チャオログ

もろもろのはなし。文脈から切り離されたなにか。思考のログ。8割はうそ。

人権を肯定されるということ

少し前の話になるが、日本で成人年齢の引き下げとともに、婚姻可能年齢が男女とも18歳に統一される、というニュースが世に出て、わたしは仕事中になんとなくツイッターを開いてそのことを知ったのだけど、ニュースを読んだ瞬間ぼろぼろ泣いてしまって自分でもびっくりした。

 

あ、これかー と思った。

 

いろんなニュースのことが頭に浮かんだ。

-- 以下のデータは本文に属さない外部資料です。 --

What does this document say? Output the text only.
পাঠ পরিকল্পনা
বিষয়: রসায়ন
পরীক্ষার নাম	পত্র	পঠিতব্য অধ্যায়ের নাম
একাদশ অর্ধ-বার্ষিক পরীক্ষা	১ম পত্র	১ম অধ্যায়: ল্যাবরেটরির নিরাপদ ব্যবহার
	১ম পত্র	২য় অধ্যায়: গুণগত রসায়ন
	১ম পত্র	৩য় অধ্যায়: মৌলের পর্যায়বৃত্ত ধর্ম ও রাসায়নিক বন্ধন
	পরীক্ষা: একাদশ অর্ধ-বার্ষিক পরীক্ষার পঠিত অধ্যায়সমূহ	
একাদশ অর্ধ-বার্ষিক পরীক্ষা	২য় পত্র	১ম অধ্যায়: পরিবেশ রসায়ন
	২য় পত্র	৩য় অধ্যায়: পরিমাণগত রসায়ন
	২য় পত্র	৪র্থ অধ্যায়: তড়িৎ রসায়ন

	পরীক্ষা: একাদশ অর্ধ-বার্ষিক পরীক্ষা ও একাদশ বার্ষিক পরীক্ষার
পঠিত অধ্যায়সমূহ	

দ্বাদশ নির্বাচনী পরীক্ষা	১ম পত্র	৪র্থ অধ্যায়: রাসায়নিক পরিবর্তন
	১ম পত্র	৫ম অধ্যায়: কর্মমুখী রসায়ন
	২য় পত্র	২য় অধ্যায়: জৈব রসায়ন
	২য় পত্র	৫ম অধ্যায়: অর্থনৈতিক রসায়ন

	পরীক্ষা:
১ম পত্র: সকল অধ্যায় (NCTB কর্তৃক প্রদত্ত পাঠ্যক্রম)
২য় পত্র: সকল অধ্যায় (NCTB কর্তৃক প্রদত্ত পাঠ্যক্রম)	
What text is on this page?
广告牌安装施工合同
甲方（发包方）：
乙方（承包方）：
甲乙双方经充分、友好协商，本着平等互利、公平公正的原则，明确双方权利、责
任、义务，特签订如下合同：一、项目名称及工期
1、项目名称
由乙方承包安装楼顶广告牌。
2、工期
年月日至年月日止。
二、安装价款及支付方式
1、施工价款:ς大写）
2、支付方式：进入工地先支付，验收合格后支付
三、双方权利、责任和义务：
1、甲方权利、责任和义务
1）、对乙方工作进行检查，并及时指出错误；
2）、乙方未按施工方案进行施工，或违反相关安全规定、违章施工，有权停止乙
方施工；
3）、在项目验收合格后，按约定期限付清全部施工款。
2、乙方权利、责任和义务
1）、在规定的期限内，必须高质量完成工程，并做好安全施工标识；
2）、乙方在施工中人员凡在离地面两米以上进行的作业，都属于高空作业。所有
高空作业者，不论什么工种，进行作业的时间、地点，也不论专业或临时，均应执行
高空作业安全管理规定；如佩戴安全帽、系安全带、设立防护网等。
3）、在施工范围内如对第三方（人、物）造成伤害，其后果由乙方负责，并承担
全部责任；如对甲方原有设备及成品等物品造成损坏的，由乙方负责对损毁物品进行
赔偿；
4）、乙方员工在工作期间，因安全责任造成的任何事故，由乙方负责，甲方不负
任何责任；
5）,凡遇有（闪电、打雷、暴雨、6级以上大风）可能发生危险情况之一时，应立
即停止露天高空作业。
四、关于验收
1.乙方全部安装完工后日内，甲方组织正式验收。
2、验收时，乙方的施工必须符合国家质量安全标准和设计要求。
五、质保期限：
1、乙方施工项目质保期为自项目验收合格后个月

オバマ大統領が初めて大統領選に当選したとき、目を閉じて涙を流しながら噛み締めるようにスピーチを聞いていた黒人のおじいさんの顔。同性婚が合法化された国で、自身がレズビアンの女性議員がガッツポーズしたあと肩を震わせて泣いていたこと。

 

こういう気持ちだったのかー、と思った。国から肯定されるということがこんなに力強く自分の尊厳を高めてくれることだとは思いもしなかった。

 

別に日本で女の子が16歳から結婚できることって、誰かの死に繋がるほどの壊滅的に酷な法律でない以上、積極的に変わることはないんじゃないかなーと思っていた。でも、小学校でも中学校でも高校でも、社会の授業でこのことを習うたびに、先生から「今の時代となってはそんなに合理的な理由はないんだけど…」みたいな説明を受けるたびに、いやいやいやいや、と思っていた。別にいいけど、別に16歳になったら強制的に結婚しろって言われてるわけじゃないけど、でもでも。

 

だから国が婚姻可能年齢を統一します、って決めたとき、まず「できるんだ!!!」って思った 笑

それから、“あるべき姿になった”んだなあと思った。本来こうあるべきだったことを、時代と共に合わせていっただけのこと。正しい判断だと思う。国、ありがとう。

 

そして、こういう些細な(?)不平等が毎日のことのように起こる世の中なので、麻痺していたけど、毎日、少しずつ、女の子の尊厳を削ってたんだなーと思ったし、そういうことって多分たくさんある。でも、婚姻可能年齢の統一は、そういうことを突きつけてくれた上に「政治というのは世の中をより良くするためのもので、私たちは社会をより良くするために生きてる」ということをなんだか突然つよくつよく思ったのだった。

 

キングダムという漫画の中に、「法とは何か?」を問うシーンがある。「刑罰をもって人を律し治めるものだ」と答える相手に、それは違うと言い、「“法”とは願い!国家がその国民に望む人間の在り方の理想を形にしたものだ!」と答える。婚姻可能年齢統一のニュースを見たときにもこのセリフを思い出した。

 

わたしはわたしの国にどのように在ってほしいだろう?と考える。わたしは、若者で女でアジア人なので、大体世界のどこにいても差別される側に立つことが多いのだけど、でも、国籍を持ってる国で暮らしてる(移民じゃない)しヘテロセクシュアルLGBTじゃない)なので、マジョリティ側に立つこともある。その上で、わたしは、移民の親子が強制的に引き剥がされるような国であってほしくないし、LGBTは生産的でないとか言う国であってほしくないと本当に思う。国家と法から否定されるというのは、本当につらいことで、それは人権やアイデンティティや尊厳と密接に繋がる話で、国民の一部しか国から肯定されていないというのはよくない。よくない。そういう国であってはいけない。わたしは、すべての人が平等で対等で自由で、愛する人と幸せに生きる国の中で生きていたいし、そういう人たちと一緒に社会をつくりたいし、国と法と政治は、こういう願いを反映したものであってほしい。

 

みたいなことを思う。うまく言えない。わたしは、国が、婚姻可能年齢を統一すると決めたとき、男女は対等ですと国が宣言してくれたようですんごく嬉しかった。そういうことってあんまり経験がないから。でも、こういう一歩を積み重ねて、今日よりもベターな明日を作ることが政治家の仕事だし、わたしたちの生きる目的のひとつでもあると、わたしは思うので、目の前のできることから、手の届く範囲で、ひとつずつ。一歩ずつ。